Precisamente, justo lo contrario a lo que defienden los creadores que abominan de los tiempos de Mao, cuando el arte no era más que una herramienta al servicio de la propaganda comunista, y de las directrices del régimen, que ejerce ampliamente la censura para acallar las voces críticas.

El caso de Ai Wei

Es el caso, por ejemplo, de Ai Weiwei, el artista y disidente más famoso de China, perseguido por sus ideas políticas.
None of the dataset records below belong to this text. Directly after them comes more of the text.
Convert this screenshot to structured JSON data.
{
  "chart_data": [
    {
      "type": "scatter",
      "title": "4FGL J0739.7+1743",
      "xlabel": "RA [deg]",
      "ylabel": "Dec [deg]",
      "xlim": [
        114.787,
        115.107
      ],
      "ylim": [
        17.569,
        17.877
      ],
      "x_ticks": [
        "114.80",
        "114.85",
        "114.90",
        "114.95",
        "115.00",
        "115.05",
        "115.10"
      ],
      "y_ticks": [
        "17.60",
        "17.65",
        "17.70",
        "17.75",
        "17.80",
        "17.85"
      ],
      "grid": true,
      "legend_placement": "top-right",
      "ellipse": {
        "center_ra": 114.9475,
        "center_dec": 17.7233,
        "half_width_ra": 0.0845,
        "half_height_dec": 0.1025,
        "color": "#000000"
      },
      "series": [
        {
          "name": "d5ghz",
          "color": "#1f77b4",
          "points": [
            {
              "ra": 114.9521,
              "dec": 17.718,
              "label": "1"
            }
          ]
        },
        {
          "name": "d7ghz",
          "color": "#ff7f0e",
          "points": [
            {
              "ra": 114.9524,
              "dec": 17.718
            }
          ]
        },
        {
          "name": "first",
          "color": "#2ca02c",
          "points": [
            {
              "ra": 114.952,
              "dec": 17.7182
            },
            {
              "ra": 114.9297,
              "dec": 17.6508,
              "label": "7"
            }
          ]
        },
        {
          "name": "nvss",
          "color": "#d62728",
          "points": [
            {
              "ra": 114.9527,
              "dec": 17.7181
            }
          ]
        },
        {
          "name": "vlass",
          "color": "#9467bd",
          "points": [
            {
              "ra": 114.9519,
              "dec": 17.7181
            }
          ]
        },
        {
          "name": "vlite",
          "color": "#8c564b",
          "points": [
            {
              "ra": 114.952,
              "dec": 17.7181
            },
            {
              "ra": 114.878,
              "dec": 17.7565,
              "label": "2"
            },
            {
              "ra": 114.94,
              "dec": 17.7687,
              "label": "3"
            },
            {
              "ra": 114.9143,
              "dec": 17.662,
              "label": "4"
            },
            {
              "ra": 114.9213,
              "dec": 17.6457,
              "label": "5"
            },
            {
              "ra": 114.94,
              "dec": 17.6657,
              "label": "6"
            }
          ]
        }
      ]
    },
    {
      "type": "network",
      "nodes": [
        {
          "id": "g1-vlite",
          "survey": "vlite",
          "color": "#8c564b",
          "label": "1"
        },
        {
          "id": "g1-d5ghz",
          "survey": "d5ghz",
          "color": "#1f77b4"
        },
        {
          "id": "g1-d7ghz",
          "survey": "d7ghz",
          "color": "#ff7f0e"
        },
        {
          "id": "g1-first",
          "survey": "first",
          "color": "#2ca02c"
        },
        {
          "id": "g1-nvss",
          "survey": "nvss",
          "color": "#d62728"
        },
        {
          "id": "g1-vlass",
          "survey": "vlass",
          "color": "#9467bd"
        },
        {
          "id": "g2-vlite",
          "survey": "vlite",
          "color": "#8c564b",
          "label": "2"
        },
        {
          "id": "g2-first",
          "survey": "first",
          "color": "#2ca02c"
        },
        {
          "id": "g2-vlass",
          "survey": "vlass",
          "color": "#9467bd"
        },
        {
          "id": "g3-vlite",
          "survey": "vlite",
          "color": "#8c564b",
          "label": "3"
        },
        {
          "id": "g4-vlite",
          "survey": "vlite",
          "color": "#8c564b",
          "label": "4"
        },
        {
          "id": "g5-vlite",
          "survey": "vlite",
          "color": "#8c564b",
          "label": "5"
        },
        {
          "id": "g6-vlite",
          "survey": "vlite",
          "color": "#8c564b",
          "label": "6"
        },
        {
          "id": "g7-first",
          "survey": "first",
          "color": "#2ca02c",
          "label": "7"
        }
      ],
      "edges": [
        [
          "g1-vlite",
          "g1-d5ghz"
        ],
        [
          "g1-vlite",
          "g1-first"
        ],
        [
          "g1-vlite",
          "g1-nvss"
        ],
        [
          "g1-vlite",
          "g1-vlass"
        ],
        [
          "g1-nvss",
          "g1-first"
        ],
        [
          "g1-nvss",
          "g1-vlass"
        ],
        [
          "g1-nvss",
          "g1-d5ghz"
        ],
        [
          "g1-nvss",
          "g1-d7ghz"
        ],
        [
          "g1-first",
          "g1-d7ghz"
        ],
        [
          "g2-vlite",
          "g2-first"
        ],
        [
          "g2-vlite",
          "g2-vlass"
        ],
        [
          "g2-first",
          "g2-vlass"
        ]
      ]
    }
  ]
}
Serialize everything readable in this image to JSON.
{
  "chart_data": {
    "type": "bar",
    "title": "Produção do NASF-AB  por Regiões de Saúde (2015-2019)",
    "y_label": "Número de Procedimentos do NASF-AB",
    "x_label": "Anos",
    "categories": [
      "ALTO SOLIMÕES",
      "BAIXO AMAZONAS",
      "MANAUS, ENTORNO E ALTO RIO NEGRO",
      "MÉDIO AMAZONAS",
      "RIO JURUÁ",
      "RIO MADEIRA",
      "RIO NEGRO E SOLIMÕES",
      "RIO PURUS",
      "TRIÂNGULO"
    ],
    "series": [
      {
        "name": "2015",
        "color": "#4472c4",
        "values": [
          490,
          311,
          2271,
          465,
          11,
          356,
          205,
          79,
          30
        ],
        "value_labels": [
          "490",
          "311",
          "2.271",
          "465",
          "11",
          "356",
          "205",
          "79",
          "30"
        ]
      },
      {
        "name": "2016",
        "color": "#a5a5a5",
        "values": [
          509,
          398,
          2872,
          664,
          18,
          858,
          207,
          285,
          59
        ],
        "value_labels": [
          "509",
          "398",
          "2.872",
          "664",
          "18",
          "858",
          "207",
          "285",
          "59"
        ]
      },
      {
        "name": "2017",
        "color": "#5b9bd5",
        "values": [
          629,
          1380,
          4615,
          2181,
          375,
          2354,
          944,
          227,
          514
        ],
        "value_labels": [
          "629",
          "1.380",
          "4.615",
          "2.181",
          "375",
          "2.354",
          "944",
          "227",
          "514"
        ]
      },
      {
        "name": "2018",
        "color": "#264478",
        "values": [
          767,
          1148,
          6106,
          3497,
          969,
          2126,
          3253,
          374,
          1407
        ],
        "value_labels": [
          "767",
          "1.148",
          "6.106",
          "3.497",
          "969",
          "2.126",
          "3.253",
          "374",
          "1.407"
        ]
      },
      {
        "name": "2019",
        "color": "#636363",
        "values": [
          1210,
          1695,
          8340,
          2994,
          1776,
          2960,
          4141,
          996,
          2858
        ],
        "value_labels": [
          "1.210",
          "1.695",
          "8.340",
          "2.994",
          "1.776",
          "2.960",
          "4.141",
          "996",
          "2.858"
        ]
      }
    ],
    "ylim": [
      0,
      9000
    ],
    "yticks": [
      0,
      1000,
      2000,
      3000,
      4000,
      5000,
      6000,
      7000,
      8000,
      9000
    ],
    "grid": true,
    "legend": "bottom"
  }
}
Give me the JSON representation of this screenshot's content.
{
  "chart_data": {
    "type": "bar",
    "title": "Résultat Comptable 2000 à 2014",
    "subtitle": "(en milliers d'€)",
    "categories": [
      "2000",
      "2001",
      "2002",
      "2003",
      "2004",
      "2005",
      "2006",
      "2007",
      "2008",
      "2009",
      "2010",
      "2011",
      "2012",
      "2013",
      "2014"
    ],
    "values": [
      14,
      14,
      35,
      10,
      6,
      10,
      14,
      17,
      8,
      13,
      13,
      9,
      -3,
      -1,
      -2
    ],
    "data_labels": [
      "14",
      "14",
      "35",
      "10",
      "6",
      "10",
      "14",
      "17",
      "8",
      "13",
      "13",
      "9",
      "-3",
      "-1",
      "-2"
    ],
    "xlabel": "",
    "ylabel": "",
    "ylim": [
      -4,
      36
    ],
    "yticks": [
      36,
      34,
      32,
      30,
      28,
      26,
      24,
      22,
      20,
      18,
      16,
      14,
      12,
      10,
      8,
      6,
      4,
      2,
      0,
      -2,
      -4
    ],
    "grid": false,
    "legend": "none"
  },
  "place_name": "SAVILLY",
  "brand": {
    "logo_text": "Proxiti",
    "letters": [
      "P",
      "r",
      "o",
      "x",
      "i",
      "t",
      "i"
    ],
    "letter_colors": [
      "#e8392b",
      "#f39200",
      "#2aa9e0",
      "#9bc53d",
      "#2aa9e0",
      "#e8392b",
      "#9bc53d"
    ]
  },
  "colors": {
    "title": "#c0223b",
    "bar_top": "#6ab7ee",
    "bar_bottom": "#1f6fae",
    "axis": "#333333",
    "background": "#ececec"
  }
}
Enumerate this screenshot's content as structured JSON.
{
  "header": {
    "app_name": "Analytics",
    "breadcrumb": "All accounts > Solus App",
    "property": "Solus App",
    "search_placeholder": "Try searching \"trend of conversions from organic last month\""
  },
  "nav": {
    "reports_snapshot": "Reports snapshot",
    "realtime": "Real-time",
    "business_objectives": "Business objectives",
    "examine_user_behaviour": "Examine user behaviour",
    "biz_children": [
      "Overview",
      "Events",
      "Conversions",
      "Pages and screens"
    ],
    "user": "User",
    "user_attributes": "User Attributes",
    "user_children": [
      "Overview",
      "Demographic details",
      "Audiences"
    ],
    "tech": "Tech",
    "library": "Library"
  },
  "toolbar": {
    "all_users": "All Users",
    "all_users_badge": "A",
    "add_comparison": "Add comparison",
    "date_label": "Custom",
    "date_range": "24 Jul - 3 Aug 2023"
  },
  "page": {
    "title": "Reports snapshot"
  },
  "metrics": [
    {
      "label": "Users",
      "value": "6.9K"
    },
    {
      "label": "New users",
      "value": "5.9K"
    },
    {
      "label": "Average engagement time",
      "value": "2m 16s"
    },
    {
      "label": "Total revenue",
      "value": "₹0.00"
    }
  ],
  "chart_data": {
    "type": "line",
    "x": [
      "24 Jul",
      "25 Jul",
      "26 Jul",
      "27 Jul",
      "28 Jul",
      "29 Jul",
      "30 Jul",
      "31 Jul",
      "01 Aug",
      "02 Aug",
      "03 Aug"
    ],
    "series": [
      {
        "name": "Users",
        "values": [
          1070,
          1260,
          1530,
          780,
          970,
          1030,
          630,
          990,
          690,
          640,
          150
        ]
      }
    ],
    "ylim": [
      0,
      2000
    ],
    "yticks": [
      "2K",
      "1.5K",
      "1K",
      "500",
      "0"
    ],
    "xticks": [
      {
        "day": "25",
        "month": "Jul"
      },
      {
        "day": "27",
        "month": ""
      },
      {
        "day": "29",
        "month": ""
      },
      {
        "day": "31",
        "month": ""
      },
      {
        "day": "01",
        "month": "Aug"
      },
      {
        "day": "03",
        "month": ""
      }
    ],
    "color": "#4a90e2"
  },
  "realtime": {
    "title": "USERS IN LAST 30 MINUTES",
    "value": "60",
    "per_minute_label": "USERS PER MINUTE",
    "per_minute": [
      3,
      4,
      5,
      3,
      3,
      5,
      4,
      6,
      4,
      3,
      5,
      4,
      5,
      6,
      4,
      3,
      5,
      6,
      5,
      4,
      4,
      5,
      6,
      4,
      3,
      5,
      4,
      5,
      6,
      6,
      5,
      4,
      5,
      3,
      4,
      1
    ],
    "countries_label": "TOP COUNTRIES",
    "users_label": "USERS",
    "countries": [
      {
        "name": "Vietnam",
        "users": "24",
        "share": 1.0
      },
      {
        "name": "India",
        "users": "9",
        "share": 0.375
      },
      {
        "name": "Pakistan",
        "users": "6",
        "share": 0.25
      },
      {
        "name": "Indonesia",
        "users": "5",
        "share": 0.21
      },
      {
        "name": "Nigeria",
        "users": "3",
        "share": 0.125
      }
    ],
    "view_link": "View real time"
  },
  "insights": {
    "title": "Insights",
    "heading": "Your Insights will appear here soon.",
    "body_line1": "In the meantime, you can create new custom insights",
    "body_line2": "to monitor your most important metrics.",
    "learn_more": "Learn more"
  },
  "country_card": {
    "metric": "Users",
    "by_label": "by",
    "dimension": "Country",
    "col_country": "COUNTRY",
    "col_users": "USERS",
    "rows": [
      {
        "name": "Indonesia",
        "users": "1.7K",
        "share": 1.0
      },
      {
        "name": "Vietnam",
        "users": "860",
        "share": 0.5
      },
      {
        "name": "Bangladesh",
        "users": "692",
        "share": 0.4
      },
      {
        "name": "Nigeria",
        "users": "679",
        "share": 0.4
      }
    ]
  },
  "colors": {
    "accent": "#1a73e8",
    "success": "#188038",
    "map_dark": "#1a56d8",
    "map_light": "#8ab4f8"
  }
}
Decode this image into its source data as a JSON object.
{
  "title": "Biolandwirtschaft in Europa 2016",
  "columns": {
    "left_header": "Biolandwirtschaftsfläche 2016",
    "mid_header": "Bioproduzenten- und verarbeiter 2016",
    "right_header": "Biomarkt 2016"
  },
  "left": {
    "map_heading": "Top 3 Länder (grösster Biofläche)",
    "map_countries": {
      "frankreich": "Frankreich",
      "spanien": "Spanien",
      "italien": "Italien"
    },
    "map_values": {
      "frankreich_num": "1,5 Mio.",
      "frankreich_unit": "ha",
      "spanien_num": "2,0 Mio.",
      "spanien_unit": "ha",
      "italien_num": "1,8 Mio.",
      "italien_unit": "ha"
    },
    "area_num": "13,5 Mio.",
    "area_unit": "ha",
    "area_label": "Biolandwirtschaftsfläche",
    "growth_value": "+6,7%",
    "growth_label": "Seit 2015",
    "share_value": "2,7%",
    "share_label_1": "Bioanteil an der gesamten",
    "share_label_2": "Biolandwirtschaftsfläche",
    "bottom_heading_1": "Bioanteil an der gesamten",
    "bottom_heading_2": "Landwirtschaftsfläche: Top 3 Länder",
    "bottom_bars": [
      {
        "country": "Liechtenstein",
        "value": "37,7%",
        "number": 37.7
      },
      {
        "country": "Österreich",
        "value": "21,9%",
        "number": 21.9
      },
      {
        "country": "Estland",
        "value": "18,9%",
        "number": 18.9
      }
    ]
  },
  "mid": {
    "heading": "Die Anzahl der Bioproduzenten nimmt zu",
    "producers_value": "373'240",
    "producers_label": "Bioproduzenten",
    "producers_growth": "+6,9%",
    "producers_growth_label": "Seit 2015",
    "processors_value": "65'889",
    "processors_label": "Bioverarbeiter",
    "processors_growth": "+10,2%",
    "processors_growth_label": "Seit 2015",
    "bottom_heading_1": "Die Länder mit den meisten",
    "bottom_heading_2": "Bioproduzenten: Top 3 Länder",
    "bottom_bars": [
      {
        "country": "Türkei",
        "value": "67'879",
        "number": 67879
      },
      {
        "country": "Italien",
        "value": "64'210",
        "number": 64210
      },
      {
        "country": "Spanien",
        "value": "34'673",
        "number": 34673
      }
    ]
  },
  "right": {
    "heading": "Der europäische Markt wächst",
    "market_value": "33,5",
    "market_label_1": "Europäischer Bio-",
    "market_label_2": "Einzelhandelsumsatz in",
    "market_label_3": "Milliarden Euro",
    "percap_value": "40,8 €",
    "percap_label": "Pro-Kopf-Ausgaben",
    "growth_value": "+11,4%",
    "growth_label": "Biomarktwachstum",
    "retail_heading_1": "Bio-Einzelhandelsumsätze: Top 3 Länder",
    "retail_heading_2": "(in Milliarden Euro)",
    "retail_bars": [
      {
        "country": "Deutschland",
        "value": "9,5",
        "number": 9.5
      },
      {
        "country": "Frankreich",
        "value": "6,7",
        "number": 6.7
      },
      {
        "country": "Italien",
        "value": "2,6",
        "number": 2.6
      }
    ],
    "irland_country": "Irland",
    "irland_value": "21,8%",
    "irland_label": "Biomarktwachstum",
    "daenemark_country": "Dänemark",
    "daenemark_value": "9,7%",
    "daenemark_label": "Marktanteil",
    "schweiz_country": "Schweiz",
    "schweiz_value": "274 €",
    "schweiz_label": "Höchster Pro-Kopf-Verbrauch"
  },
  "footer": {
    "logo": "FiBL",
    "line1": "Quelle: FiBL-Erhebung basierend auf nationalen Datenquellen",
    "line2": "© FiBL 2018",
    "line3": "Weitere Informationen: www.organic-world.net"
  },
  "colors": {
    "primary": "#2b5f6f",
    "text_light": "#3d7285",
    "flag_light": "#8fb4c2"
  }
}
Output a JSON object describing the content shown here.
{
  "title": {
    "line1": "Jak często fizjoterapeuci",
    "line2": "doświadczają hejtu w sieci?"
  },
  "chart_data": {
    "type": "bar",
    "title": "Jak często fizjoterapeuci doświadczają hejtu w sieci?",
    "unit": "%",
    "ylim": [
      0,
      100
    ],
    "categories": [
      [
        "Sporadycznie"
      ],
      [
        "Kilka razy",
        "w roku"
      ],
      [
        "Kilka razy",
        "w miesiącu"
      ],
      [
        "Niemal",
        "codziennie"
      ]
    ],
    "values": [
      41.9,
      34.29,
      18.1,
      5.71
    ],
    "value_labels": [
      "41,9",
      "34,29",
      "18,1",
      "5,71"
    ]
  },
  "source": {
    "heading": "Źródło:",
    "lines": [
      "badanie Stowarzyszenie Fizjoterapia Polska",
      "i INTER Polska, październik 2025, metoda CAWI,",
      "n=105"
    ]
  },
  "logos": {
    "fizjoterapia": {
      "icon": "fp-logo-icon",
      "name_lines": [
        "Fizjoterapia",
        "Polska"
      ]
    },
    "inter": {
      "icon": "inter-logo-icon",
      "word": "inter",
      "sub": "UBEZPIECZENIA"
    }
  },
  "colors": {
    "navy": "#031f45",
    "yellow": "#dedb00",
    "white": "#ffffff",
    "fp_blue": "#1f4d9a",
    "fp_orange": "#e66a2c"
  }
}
Encausado en un kafkiano proceso judicial por evasión de impuestos, se pasó casi tres meses detenido en un lugar secreto y no puede salir del país porque la Policía le retiró el pasaporte en 2011, pero se ha convertido con sus obras y actuaciones en la figura más combativa contra el régimen de Pekín.

No en vano, su padre era Ai Qing, un célebre poeta represaliado por Mao que fue deportado a la remota región musulmana de Xinjiang, a 4.000 kilómetros al oeste de Pekín, para trabajar en el campo limpiando letrinas.

A pesar de la apertura social y económica que ha vivido China gracias a su extraordinario crecimiento económico de las tres últimas décadas, el presidente Xi Jinping se ha propuesto resucitar los viejos valores del ideario socialista, olvidados por el culto al dinero que impera actualmente en la sociedad. Y es que China ha pasado en muy pocos años del comunismo atroz al capitalismo salvaje o, como dicen muchos artistas críticos con el régimen, de los cupones de racionamiento a la tarjeta de crédito.